The committee's chairman, Democratic Rep. Elijah Cummings of Maryland, has pledged to press the administration for documents and testimony on a wide swath of issues, but family separation was among his first priorities.

"I believe this is a true national emergency," Cummings said. "When our own government rips children from the arms of their mothers and fathers with no plans to reunite them — that is government-sponsored child abuse."

Cummings said committee members have been seeking the documents for seven months.

The Oversight Committee is seeking details on the children separated, location and facilities where they were held, details on their parents, information on efforts to restore children to their parents and whether parents were deported.

However, the subpoenas only ask for the accounting of children separated under zero tolerance, which lasted from May to late June 2018, and do not include the potentially thousands of others separated prior. Most of these zero tolerance children have already been reunified or released to sponsors per court order.

Rep. Jim Jordan of Ohio, the committee's ranking Republican, sent Cummings a letter arguing that the subpoenas would not be necessary, and that the administration had produced hundreds of pages of documents in response to earlier requests for information.

"We should not rush to compel documents from the departments, especially when they have sought to comply with your request voluntarily," Jordan wrote.

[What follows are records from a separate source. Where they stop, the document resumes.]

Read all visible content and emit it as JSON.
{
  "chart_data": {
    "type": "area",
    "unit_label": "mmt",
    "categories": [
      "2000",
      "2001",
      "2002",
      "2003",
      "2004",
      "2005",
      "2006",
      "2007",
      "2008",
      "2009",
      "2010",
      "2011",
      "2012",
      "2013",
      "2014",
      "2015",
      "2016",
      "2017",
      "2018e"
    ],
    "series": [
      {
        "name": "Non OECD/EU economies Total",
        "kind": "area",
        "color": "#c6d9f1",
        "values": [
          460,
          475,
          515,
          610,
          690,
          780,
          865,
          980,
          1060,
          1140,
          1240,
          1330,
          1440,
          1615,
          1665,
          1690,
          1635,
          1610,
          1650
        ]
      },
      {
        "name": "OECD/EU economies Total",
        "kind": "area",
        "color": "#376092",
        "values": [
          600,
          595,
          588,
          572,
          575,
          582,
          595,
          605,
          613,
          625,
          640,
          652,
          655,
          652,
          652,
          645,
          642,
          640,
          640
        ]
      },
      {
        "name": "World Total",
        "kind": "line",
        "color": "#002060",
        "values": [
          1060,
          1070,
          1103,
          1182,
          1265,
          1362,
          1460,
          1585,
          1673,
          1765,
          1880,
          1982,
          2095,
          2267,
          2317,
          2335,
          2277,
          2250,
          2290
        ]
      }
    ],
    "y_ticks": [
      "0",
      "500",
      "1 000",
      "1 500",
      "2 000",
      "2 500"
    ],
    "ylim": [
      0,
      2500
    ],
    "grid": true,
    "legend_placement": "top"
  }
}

Other Republicans said the committee should go through the paperwork they have on hand before deciding whether the agencies haven't complied with the request, and ask for data related to separations under the Obama administration. But two voted to issue the subpoenas.

Cummings said the documents already submitted to the committee were vastly incomplete.

"The information we got was not one name, not one number," Cummings said. "Zilch."

The House Judiciary Committee authorized a subpoena to compel then-acting Attorney General Matthew Whitaker to testify if necessary, but it was never served.

If any officials don't comply with new subpoenas, the committee and eventually the full House could vote to hold the department in contempt, setting up a potentially lengthy court battle.

More than 2,800 children were separated from their parents at the border last year under the zero-tolerance immigration policy imposed by then-Attorney General Jeff Sessions that criminally prosecuted anyone caught crossing the border illegally.

Because children can't be placed with their parents in jail, they were separated. Watchdog reports have found the administration was not prepared to manage the aftermath of the separations, and had no way to track the families and did not have a way to reunite them until a federal judge stepped in.

One watchdog report from the Health and Human Services Inspector General recently found that thousands more children than previously thought may have been separated before the zero-tolerance policy officially began. Immigration officials are allowed to separate children if there is a concern for the child's well-being, if a parent has a criminal charge or if there are serious health risks.

Under a federal court order, Health and Human Services has released 2,735 out of the 2,816 children who were separated from their parents under the zero tolerance policy in May and June 2018. Most of those children, 2,155, were reunited with their parents while others were sent to live with sponsors or turned 18.

However, Justice Department lawyers have recently argued in the same court case that it would be overly burdensome to reunite the potentially thousands of children separated before zero tolerance went into effect. The HHS report estimated that thousands of immigrant children were separated prior to zero tolerance, due to a covert pilot program run by DHS in El Paso beginning in July 2017.

Justice Department lawyer Scott Stewart argued before Judge Dana Sabraw in the Southern District of California last week that finding and reuniting children separated from their parents prior to zero tolerance "dramatically changes the complexity of this case from the government's perspective."

Sabraw, who is still considering whether to order the government to reunited children separated prior to zero tolerance, told Stewart, “It’s important to recognize we are talking about human beings.”